Of course, I could point out that the same people who insist on this “modern understanding” of the phrase “general welfare,” deliberately ignore that other phrase that appears in those same places, “common defense.” But that’s far less important than the willful distortion of original intent, which that phrase “general welfare,” and its two interpretations, exemplify.
The Supreme Court itself fell into the same trap. Originally they said “to coin money” meant “to stamp metal.” A few years later the Court reversed itself. Good-bye sound money; hello Federal Reserve Accounting Unit Dollars. I’ll let you put together the acronym.
And so we come to the phrases, the abuse of which gives us a Bureau of Land Management. What is a “needful building”? A “needful building” ought to be “one serving a military or administrative purpose in line with the enumerated powers.” Instead, a “needful building” is any building or other infrastructure that politicians deem necessary to their own special projects or visions. Likewise, “necessary and proper” now means “necessary and proper to whatever the Congress sets its collective mind to.”
In this manner, politicians have proved Thomas Jefferson right. In the wake of McCullough v. Maryland he said the Constitution “is now become a mere thing of wax.” And so it has.
And you have now said you are comfortable with that.

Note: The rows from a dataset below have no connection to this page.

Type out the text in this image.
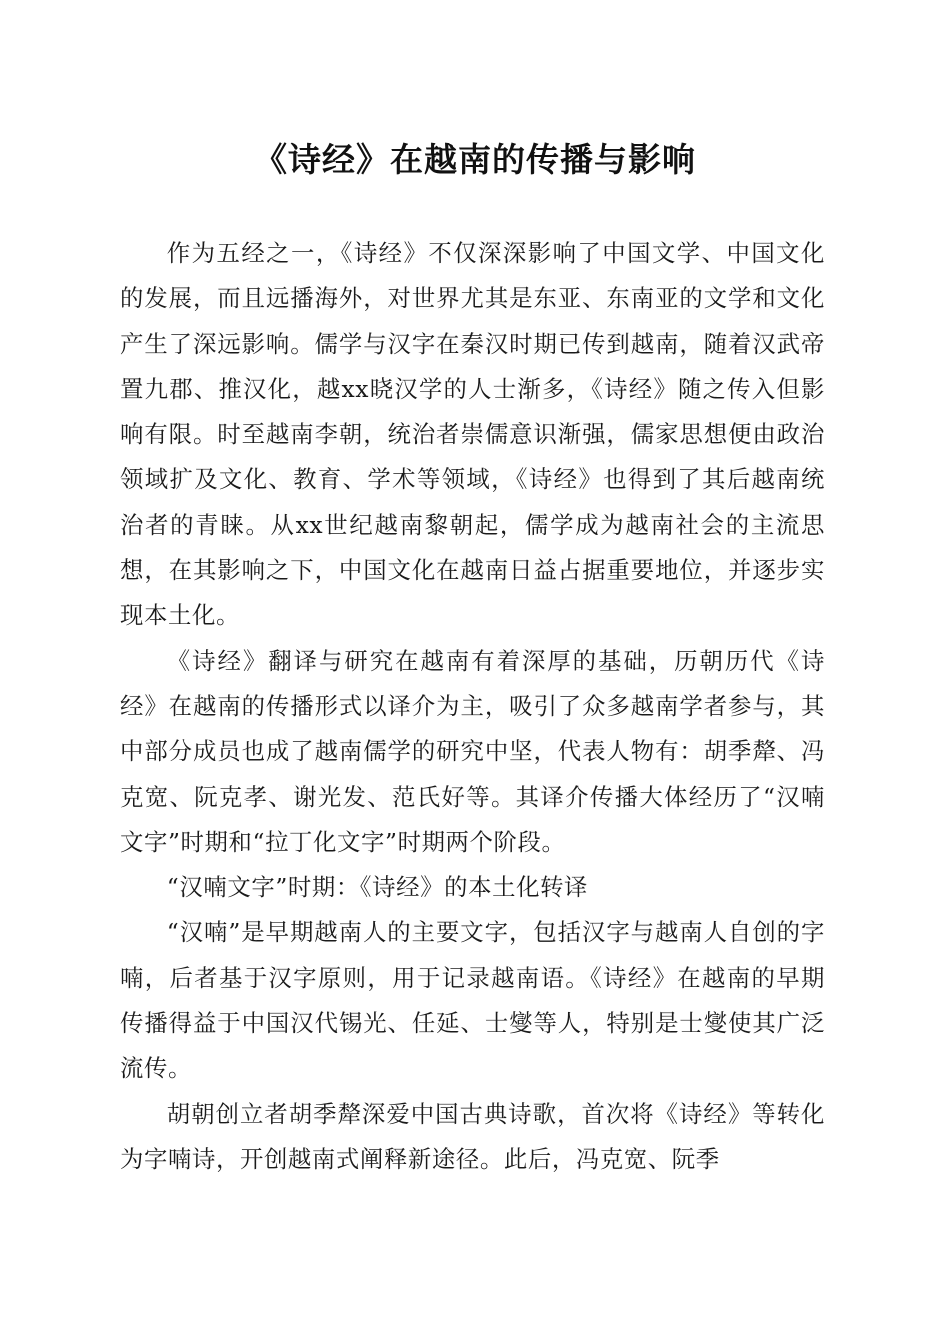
《诗经》在越南的传播与影响

作为五经之一，《诗经》不仅深深影响了中国文学、中国文化的发展，而且远播海外，对世界尤其是东亚、东南亚的文学和文化产生了深远影响。儒学与汉字在秦汉时期已传到越南，随着汉武帝置九郡、推汉化，越xx晓汉学的人士渐多，《诗经》随之传入但影响有限。时至越南李朝，统治者崇儒意识渐强，儒家思想便由政治领域扩及文化、教育、学术等领域，《诗经》也得到了其后越南统治者的青睐。从xx世纪越南黎朝起，儒学成为越南社会的主流思想，在其影响之下，中国文化在越南日益占据重要地位，并逐步实现本土化。

《诗经》翻译与研究在越南有着深厚的基础，历朝历代《诗经》在越南的传播形式以译介为主，吸引了众多越南学者参与，其中部分成员也成了越南儒学的研究中坚，代表人物有：胡季犛、冯克宽、阮克孝、谢光发、范氏好等。其译介传播大体经历了“汉喃文字”时期和“拉丁化文字”时期两个阶段。

“汉喃文字”时期：《诗经》的本土化转译

“汉喃”是早期越南人的主要文字，包括汉字与越南人自创的字喃，后者基于汉字原则，用于记录越南语。《诗经》在越南的早期传播得益于中国汉代锡光、任延、士燮等人，特别是士燮使其广泛流传。

胡朝创立者胡季犛深爱中国古典诗歌，首次将《诗经》等转化为字喃诗，开创越南式阐释新途径。此后，冯克宽、阮季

Some check, and some balance, must exist, or the Constitution does indeed mean whatever the Supreme Court says it means, any time it says it. And this worship at the shrine of “case law” means the Supreme Court sets itself on a course, which might be a course of error, from which it can never self-correct. The case of Brown v. Topeka Board of Education ought to tell you even the Court does not wish to bind itself to the earlier decisions of the predecessors of current Justices, once they find those decisions repugnant to their own ethics. The trouble is, they substitute their own ethics for the Constitution. And ethical values, sadly, are subject to change. Especially if atheism becomes the order of the day in civil government.